Researchers at Cincinnati Children's Hospital Medical Center and Roche have developed a human liver organoid microarray platform that models immune-driven drug reactions. This system, built from patient-derived stem cells and immune cells, accurately replicates toxicities like those from flucloxacillin in genetically susceptible individuals. The findings were published online on September 26, 2025, in Advanced Science.
The new platform addresses a key challenge in drug safety: idiosyncratic drug-induced liver injury (iDILI), where certain medications trigger rare but severe immune responses in specific people despite passing standard tests. Traditional animal and lab models fail to capture these human-specific interactions, but this fully human system combines liver organoids from induced pluripotent stem cells (iPSCs) with the donor's own CD8⁺ T cells to reflect genetic and immune diversity.
As proof of concept, the researchers recreated liver damage from the antibiotic flucloxacillin, which affects only carriers of the HLA-B*57:01 gene. The model showed T cell activation, cytokine release, and liver cell damage, mirroring real patient reactions.
"Our goal was to create a human system that captures how the liver and immune system interact in patients," says co-first author Fadoua El Abdellaoui Soussi, PhD, from the Center for Stem Cell and Organoid Medicine (CuSTOM) at Cincinnati Children's. "By integrating patient-specific genetics and immune responses, we can finally begin to explain why certain drugs cause liver injury in only a small subset of individuals."
The work builds on prior innovations by co-author Takanori Takebe, MD, PhD, who pioneered iPSC-derived liver organoids. Led by corresponding author Magdalena Kasendra, PhD, director of research and development at CuSTOM, the team refined these into a scalable microarray system. Collaboration with Roche enhanced the project's translational potential.
"Our goal has always been to bring human biology into the lab in a way that's scalable, reproducible, and meaningful for patients," Kasendra says. "By linking foundational stem cell science with applied toxicology, this model moves organoid research another step closer to transforming how drugs are developed and tested."

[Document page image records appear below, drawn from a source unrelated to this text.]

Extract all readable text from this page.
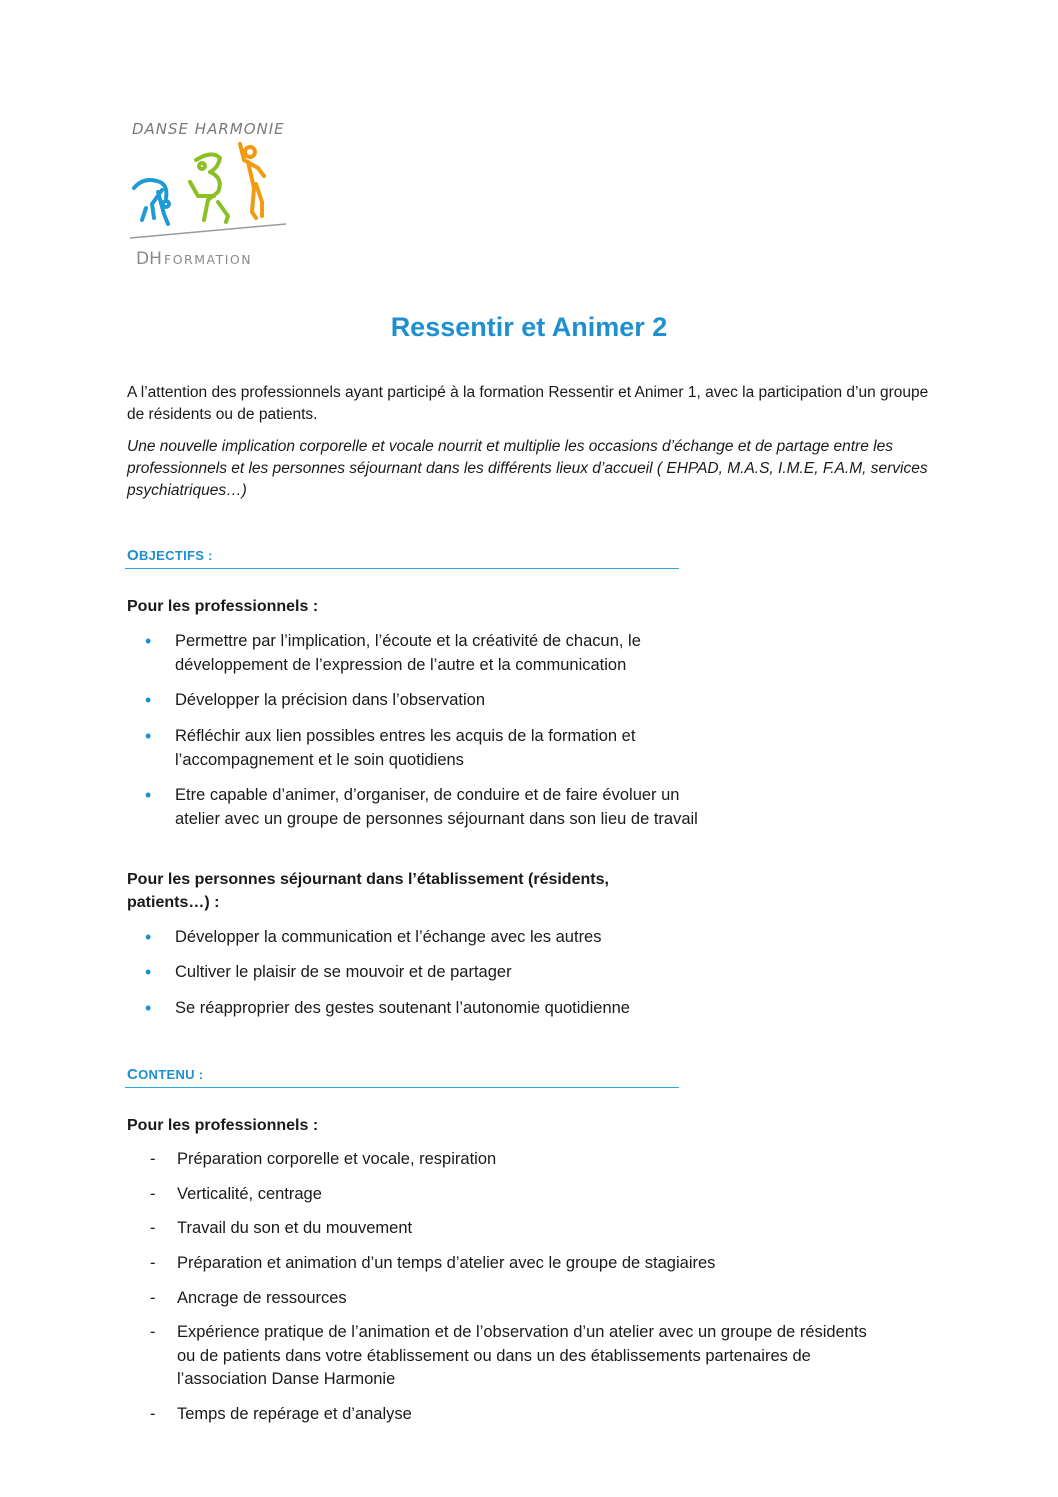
DANSE HARMONIE
DH FORMATION
Ressentir et Animer 2
A l’attention des professionnels ayant participé à la formation Ressentir et Animer 1, avec la participation d’un groupe de résidents ou de patients.
Une nouvelle implication corporelle et vocale nourrit et multiplie les occasions d’échange et de partage entre les professionnels et les personnes séjournant dans les différents lieux d’accueil ( EHPAD, M.A.S, I.M.E, F.A.M, services psychiatriques…)
OBJECTIFS :
Pour les professionnels :
• Permettre par l’implication, l’écoute et la créativité de chacun, le développement de l’expression de l’autre et la communication
• Développer la précision dans l’observation
• Réfléchir aux lien possibles entres les acquis de la formation et l’accompagnement et le soin quotidiens
• Etre capable d’animer, d’organiser, de conduire et de faire évoluer un atelier avec un groupe de personnes séjournant dans son lieu de travail
Pour les personnes séjournant dans l’établissement (résidents, patients…) :
• Développer la communication et l’échange avec les autres
• Cultiver le plaisir de se mouvoir et de partager
• Se réapproprier des gestes soutenant l’autonomie quotidienne
CONTENU :
Pour les professionnels :
- Préparation corporelle et vocale, respiration
- Verticalité, centrage
- Travail du son et du mouvement
- Préparation et animation d’un temps d’atelier avec le groupe de stagiaires
- Ancrage de ressources
- Expérience pratique de l’animation et de l’observation d’un atelier avec un groupe de résidents ou de patients dans votre établissement ou dans un des établissements partenaires de l’association Danse Harmonie
- Temps de repérage et d’analyse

Adrian Roth, PhD, principal scientific director of Personalized Healthcare Safety at Roche, adds: "This partnership shows the power of combining academic innovation with industry experience. Together we're building predictive human models that can improve patient safety and accelerate the development of new medicines."
Cincinnati Children's has led organoid research since 2010, starting with intestinal organoids. The CuSTOM Accelerator now partners with biopharma firms to advance precision medicine. Future efforts focus on automating assays for high-throughput screening across diverse populations.